1. Initial presentation – Recognition failure: The patient’s first medical contact (GP or A&E triage) may not recognise the early signs of CES. Perhaps the patient complains of severe sciatica and some “trouble peeing,” but the significance isn’t appreciated. The clinician might focus on the back pain and diagnose a pulled muscle or sciatica, missing subtle neurological cues. Furthermore, CES assessment is frequently left to the most inexperienced member of the team who are the least equipped to assess an undifferentiated patient. Junior doctors, Physicians Associates and Advanced Care Practitioners form the bulk of those who assess patients with a condition where even the definition of the condition is highly nuanced. It is not uncommon to encounter a litigation case where, despite several attendances to ED, the patient was never assessed by a senior clinician. This failure then permeates to every other mode of failure such as a junior doctor requesting the MRI scan and accepting the radiographers explanation that the scanner is ‘busy’.  Recommendation: Heighten clinical suspicion for CES in any back pain case with atypical features, however mild. Medical providers should explicitly check for red flag symptoms (ask about urinary changes, saddle numbness, bilateral leg symptoms every time severe back pain or sciatica presents). If patients have any possible CES indicators, even if mild, they should be warned that these could herald CES and given safety-net advice to return if they worsen. CES cases warrant senior clinical decision-makes input throughout similar to other serious cases such as major trauma.

2. Examination and documentation – Incomplete neurological assessment: Failing to perform a thorough neuro examination, or failing to record it, is a common pitfall. Time pressures or lack of experience can lead to cursory exams. For example, not checking perineal sensation (which can be awkward for patient and doctor) might cause missed saddle numbness. Or not testing anal tone might miss an important finding (though anal tone can be variable; it might still be drastically reduced in CES). In some negligence cases, the absence of a documented exam was itself a breach of duty, since a “responsible body” of doctors would agree that examining for CES red flags is standard care. Recommendation: Implement a standardised neuro exam protocol for back pain presentations. This could be a simple checklist: e.g., “Does the patient have normal sensation in the perineal area? Can they feel pinprick around the anus? Are anal reflexes present? Any weakness in foot dorsiflexion or ankle reflexes? Bladder distended?” By making this a routine part of assessment (and perhaps an electronic template in notes), clinicians are prompted every time. Improving documentation, using standard terms and even electronic forms,  would not only improve care continuity but also provide medicolegal protection (“if you didn’t write it, it didn’t happen”). The idea of a national data set or template for spinal neurological exam has been suggested to ensure consistency. Regular training and refreshers in neurological examination for all doctors (especially those in emergency and primary care) is also crucial. After all, one cannot diagnose what one doesn’t look for.

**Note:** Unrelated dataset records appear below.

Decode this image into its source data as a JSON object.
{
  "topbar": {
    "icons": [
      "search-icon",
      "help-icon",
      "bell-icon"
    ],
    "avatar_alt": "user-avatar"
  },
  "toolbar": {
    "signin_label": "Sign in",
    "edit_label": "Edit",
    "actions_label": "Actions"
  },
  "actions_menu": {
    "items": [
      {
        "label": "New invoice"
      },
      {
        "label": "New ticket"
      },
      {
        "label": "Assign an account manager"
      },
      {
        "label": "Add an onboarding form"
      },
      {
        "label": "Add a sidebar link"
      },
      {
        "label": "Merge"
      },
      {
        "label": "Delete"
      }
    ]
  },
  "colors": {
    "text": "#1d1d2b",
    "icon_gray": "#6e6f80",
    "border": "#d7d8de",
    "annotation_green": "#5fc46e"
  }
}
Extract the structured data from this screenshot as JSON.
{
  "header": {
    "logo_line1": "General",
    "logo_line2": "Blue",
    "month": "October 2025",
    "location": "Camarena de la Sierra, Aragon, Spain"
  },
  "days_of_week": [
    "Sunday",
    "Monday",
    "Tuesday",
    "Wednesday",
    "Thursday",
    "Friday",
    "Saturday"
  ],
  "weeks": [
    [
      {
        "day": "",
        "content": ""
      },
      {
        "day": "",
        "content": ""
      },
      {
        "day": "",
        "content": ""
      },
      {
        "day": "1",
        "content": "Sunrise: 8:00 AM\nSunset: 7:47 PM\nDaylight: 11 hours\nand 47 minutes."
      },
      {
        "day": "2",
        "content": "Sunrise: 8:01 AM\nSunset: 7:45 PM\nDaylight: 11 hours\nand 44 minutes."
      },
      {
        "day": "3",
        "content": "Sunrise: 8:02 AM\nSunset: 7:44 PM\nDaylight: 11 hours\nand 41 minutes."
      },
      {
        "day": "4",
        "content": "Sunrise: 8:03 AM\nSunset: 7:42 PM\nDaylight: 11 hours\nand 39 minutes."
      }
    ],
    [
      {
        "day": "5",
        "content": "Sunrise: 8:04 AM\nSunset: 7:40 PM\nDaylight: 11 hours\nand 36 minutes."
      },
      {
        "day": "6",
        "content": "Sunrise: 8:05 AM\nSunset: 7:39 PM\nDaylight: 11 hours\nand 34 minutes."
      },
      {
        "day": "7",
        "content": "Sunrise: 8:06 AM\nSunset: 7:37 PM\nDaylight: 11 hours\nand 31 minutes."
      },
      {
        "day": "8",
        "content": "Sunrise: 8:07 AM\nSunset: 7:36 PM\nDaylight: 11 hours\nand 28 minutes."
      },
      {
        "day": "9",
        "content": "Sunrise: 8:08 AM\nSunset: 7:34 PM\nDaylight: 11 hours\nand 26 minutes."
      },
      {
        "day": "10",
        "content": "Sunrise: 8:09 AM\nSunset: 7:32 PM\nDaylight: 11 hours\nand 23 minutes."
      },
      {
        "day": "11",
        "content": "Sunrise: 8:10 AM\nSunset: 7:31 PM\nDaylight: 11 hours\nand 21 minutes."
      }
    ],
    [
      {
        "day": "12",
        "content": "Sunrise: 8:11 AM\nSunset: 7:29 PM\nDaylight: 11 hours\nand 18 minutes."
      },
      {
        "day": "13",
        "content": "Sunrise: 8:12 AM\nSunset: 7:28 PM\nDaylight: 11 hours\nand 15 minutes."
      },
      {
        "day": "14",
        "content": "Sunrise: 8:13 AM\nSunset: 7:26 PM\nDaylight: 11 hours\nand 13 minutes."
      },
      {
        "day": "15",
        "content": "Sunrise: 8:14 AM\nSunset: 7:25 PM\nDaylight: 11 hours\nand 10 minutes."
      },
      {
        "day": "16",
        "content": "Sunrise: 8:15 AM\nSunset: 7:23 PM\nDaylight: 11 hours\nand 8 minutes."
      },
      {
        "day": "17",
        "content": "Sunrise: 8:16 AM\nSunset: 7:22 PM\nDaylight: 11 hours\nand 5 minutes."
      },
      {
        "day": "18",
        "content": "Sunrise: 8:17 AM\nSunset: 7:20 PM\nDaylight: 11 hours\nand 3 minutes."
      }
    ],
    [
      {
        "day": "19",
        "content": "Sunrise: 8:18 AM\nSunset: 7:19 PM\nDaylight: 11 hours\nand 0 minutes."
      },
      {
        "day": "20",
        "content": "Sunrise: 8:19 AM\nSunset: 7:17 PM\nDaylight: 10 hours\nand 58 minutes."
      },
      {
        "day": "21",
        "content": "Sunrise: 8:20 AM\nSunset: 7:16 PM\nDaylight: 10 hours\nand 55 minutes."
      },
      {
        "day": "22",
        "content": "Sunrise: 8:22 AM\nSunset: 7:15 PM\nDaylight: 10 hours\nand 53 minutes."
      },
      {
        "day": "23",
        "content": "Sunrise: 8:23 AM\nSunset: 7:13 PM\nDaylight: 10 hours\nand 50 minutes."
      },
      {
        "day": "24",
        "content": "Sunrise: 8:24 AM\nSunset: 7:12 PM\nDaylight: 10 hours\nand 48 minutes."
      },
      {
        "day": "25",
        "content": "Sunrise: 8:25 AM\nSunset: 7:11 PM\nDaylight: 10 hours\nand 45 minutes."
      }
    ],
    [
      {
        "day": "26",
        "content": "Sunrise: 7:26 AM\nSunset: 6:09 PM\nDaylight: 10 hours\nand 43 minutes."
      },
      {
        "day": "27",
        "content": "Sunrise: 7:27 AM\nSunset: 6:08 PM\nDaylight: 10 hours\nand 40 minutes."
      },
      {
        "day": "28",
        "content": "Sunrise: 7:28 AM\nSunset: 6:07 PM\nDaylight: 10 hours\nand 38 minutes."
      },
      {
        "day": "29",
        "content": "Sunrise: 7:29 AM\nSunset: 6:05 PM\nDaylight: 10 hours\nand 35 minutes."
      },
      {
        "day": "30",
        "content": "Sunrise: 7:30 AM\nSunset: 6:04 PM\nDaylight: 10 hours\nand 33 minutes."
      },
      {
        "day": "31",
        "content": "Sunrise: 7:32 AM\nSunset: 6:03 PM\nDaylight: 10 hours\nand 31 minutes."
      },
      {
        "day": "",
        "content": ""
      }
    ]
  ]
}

3. Referral and handover – Delay in escalation: Let’s say a GP does suspect CES, the next step is urgent referral to hospital. Here, delays can occur in various ways. The GP’s urgency may not be conveyed clearly to the hospital (“patient has back pain with some signs of CES, please assess” might not communicate the true emergency). At the emergency department, triage might not appreciate the gravity if it’s not well-communicated, or if the patient’s symptoms are subtle at that moment. There can also be confusion over who should take ownership: should the patient be admitted under orthopaedics/spinal surgery straight from ED? Or should ED obtain the MRI first? Such unclear pathways cause a dangerous ping-pong of patients. This is of particular importance when up to 90% of such patients end up with negative scans, despite having urogenital symptoms which the orthopaedic team themselves may not be best placed to manage; a negative scan does not mean the symptoms have disappeared. There remains uncertainty between ED and orthopaedics about who is responsible for the patient with possible CES. Recommendation: Every hospital should have a clear SOP (Standard Operating Procedure) for suspected CES defining roles: e.g., “ED triggers immediate MRI and consults on-call spinal team after a diagnosis has been confirmed”. Referrals to spinal centres before a diagnosis adds only delay with no actual benefit to patient care, but such practices are often used by ED’s and non-specialist centres as a false risk mitigation tool. The new GIRFT pathway encourages exactly this clarity, and some hospitals have developed posters and flowcharts to ensure juniors and all staff know the drill. Strengthening communication can shave off precious time e.g. GP’s send patients to ED rather than discuss with the orthopaedic team to accept the patient. No patient with true CES should be sitting in A&E waiting room for hours; they need priority as if it were an acute stroke or MI.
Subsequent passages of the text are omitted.